Elaborating, the project’s principal investigator Stephen L. Schensul from the School of Medicine, University of Connecticut, said a complex set of factors governed the lives of couples in Mumbai, particularly the individuals staying in low income communities.
“Poor living conditions, low incomes, more number of children and limitations in space and privacy (90 percent of Mumbai families live in one room) often contributed to women’s disinterest in sex,” he said.
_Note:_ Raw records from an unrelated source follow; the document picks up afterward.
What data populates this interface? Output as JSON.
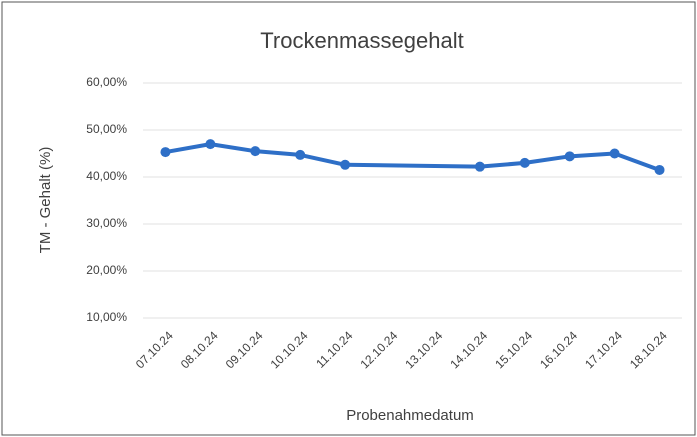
{
  "chart_data": {
    "type": "line",
    "title": "Trockenmassegehalt",
    "x_label": "Probenahmedatum",
    "y_label": "TM - Gehalt (%)",
    "categories": [
      "07.10.24",
      "08.10.24",
      "09.10.24",
      "10.10.24",
      "11.10.24",
      "12.10.24",
      "13.10.24",
      "14.10.24",
      "15.10.24",
      "16.10.24",
      "17.10.24",
      "18.10.24"
    ],
    "series": [
      {
        "name": "TM - Gehalt (%)",
        "color": "#2e6fc7",
        "values": [
          45.3,
          47.0,
          45.5,
          44.7,
          42.6,
          null,
          null,
          42.2,
          43.0,
          44.4,
          45.0,
          41.5
        ]
      }
    ],
    "ylim": [
      10,
      60
    ],
    "yticks": [
      {
        "value": 10,
        "label": "10,00%"
      },
      {
        "value": 20,
        "label": "20,00%"
      },
      {
        "value": 30,
        "label": "30,00%"
      },
      {
        "value": 40,
        "label": "40,00%"
      },
      {
        "value": 50,
        "label": "50,00%"
      },
      {
        "value": 60,
        "label": "60,00%"
      }
    ],
    "grid": true
  }
}
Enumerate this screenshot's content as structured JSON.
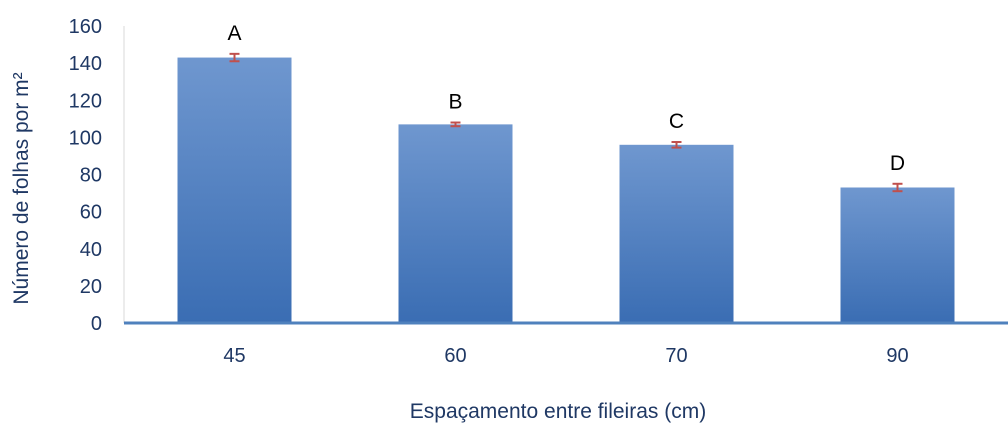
{
  "chart_data": {
    "type": "bar",
    "title": "",
    "xlabel": "Espaçamento entre fileiras (cm)",
    "ylabel": "Número de folhas por m²",
    "categories": [
      "45",
      "60",
      "70",
      "90"
    ],
    "values": [
      143,
      107,
      96,
      73
    ],
    "errors": [
      2,
      1,
      1.5,
      2
    ],
    "significance_letters": [
      "A",
      "B",
      "C",
      "D"
    ],
    "ylim": [
      0,
      160
    ],
    "yticks": [
      "0",
      "20",
      "40",
      "60",
      "80",
      "100",
      "120",
      "140",
      "160"
    ],
    "grid": false,
    "legend": "none",
    "colors": {
      "bar_top": "#6f97cf",
      "bar_bottom": "#3a6db3",
      "error_bar": "#c0504d",
      "axis_line": "#4f81bd",
      "text": "#1f3864"
    }
  }
}
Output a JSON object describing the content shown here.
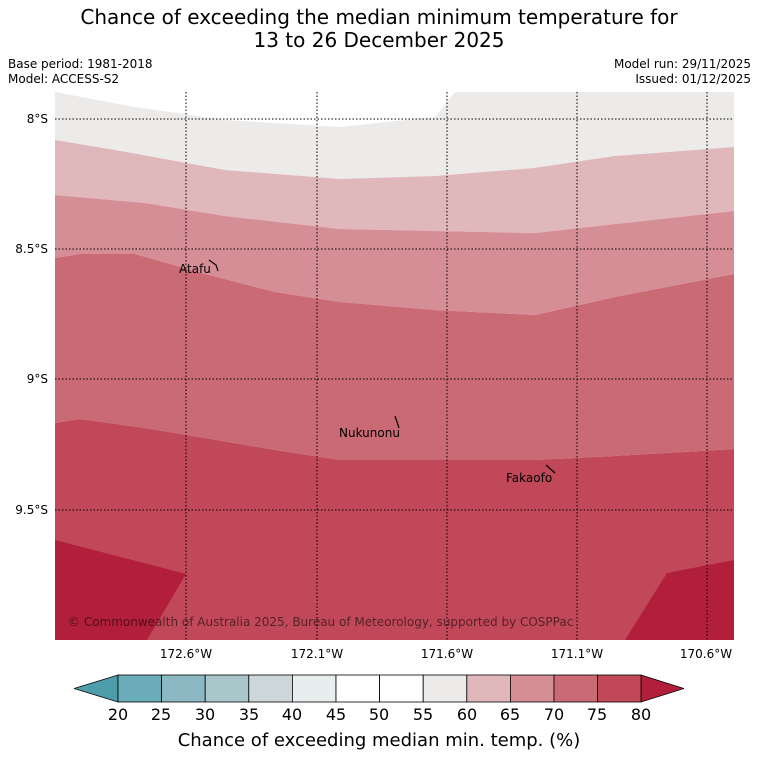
{
  "title_line1": "Chance of exceeding the median minimum temperature for",
  "title_line2": "13 to 26 December 2025",
  "base_period": "Base period: 1981-2018",
  "model": "Model: ACCESS-S2",
  "model_run": "Model run: 29/11/2025",
  "issued": "Issued: 01/12/2025",
  "latitude_labels": [
    "8°S",
    "8.5°S",
    "9°S",
    "9.5°S"
  ],
  "longitude_labels": [
    "172.6°W",
    "172.1°W",
    "171.6°W",
    "171.1°W",
    "170.6°W"
  ],
  "places": [
    "Atafu",
    "Nukunonu",
    "Fakaofo"
  ],
  "copyright": "© Commonwealth of Australia 2025, Bureau of Meteorology, supported by COSPPac",
  "colorbar": {
    "ticks": [
      "20",
      "25",
      "30",
      "35",
      "40",
      "45",
      "50",
      "55",
      "60",
      "65",
      "70",
      "75",
      "80"
    ],
    "colors": [
      "#6aacba",
      "#8bb8c2",
      "#a9c7cb",
      "#cdd7da",
      "#e8eded",
      "#ffffff",
      "#ffffff",
      "#ecebe9",
      "#e0b8bc",
      "#d68e96",
      "#ca6a74",
      "#c04858"
    ],
    "under_color": "#4d9daa",
    "over_color": "#b11f3b",
    "label": "Chance of exceeding median min. temp. (%)"
  },
  "map_colors": {
    "white": "#ffffff",
    "light_grey": "#ecebe9",
    "band_60_65": "#e0b8bc",
    "band_65_70": "#d68e96",
    "band_70_75": "#ca6a74",
    "band_75_80": "#c04858",
    "band_over_80": "#b11f3b"
  }
}
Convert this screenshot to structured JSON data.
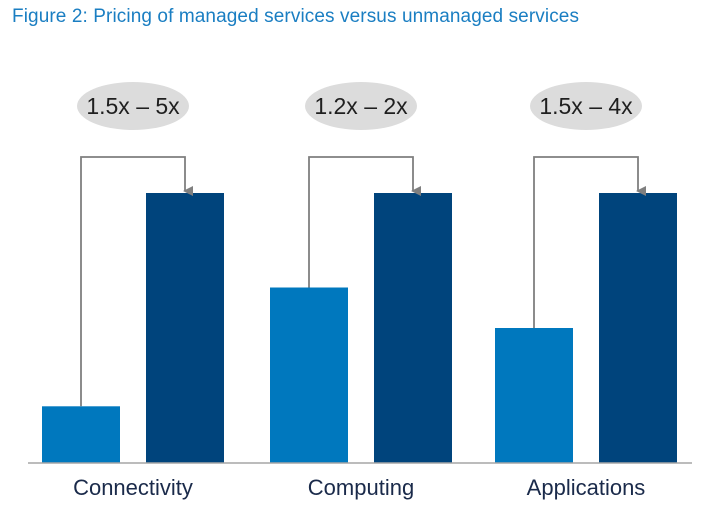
{
  "title": "Figure 2: Pricing of managed services versus unmanaged services",
  "colors": {
    "unmanaged": "#0078be",
    "managed": "#00447c",
    "range_bubble": "#dcdcdc",
    "connector": "#7f7f7f",
    "axis": "#a6a6a6"
  },
  "chart_data": {
    "type": "bar",
    "title": "Figure 2: Pricing of managed services versus unmanaged services",
    "categories": [
      "Connectivity",
      "Computing",
      "Applications"
    ],
    "series": [
      {
        "values": [
          21,
          65,
          50
        ]
      },
      {
        "values": [
          100,
          100,
          100
        ]
      }
    ],
    "annotations": [
      "1.5x – 5x",
      "1.2x – 2x",
      "1.5x – 4x"
    ],
    "ylim": [
      0,
      100
    ],
    "grid": false,
    "legend": "none"
  }
}
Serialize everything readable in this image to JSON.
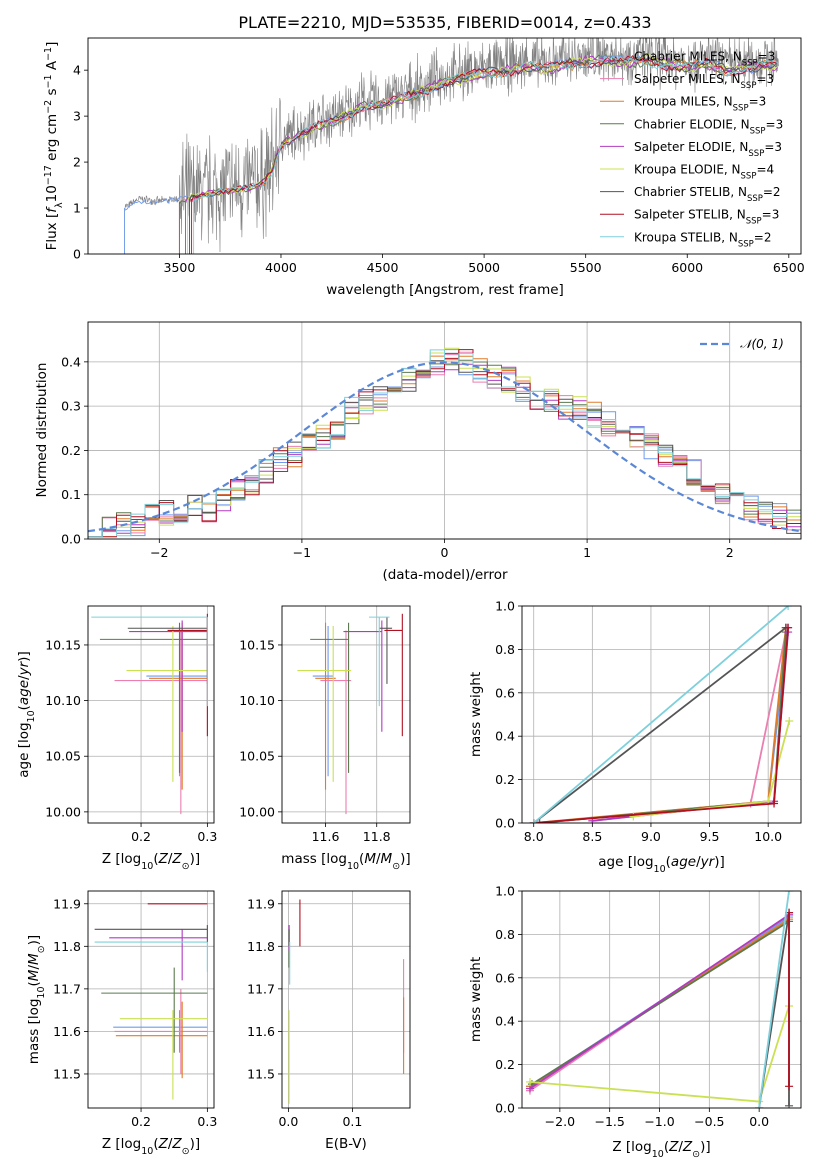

In addition to these, there is the problem of adjusting to a different culture and living conditions as more than 54 percent of Mumbai’s people live in slums and 25-30 percent live in tenements or clustered housing.
“Their low educational status puts tremendous pressure on the residents, leading men to display their macho-hood through extra-marital sex, alcohol abuse, violence against the intimate partner, violent and coercive sex,” Schensul said.
The findings of the study have been published in the latest (June) issue of The American Journal of Community Psychology.
Urging a more inclusive approach, Saroj Pachauri, Population Council’s Regional Director for South & East Asia, said: “The project has demonstrated that to bring about lasting change among communities, it is important to work at multiple levels – the individual, the community and their peculiar social and cultural context.”
Buoyed by the positive outcome of RISHTA, the IIPS and its partners have now taken up the second phase of the project in the same cluster of slums with a focus on “protecting married women from HIV-AIDS.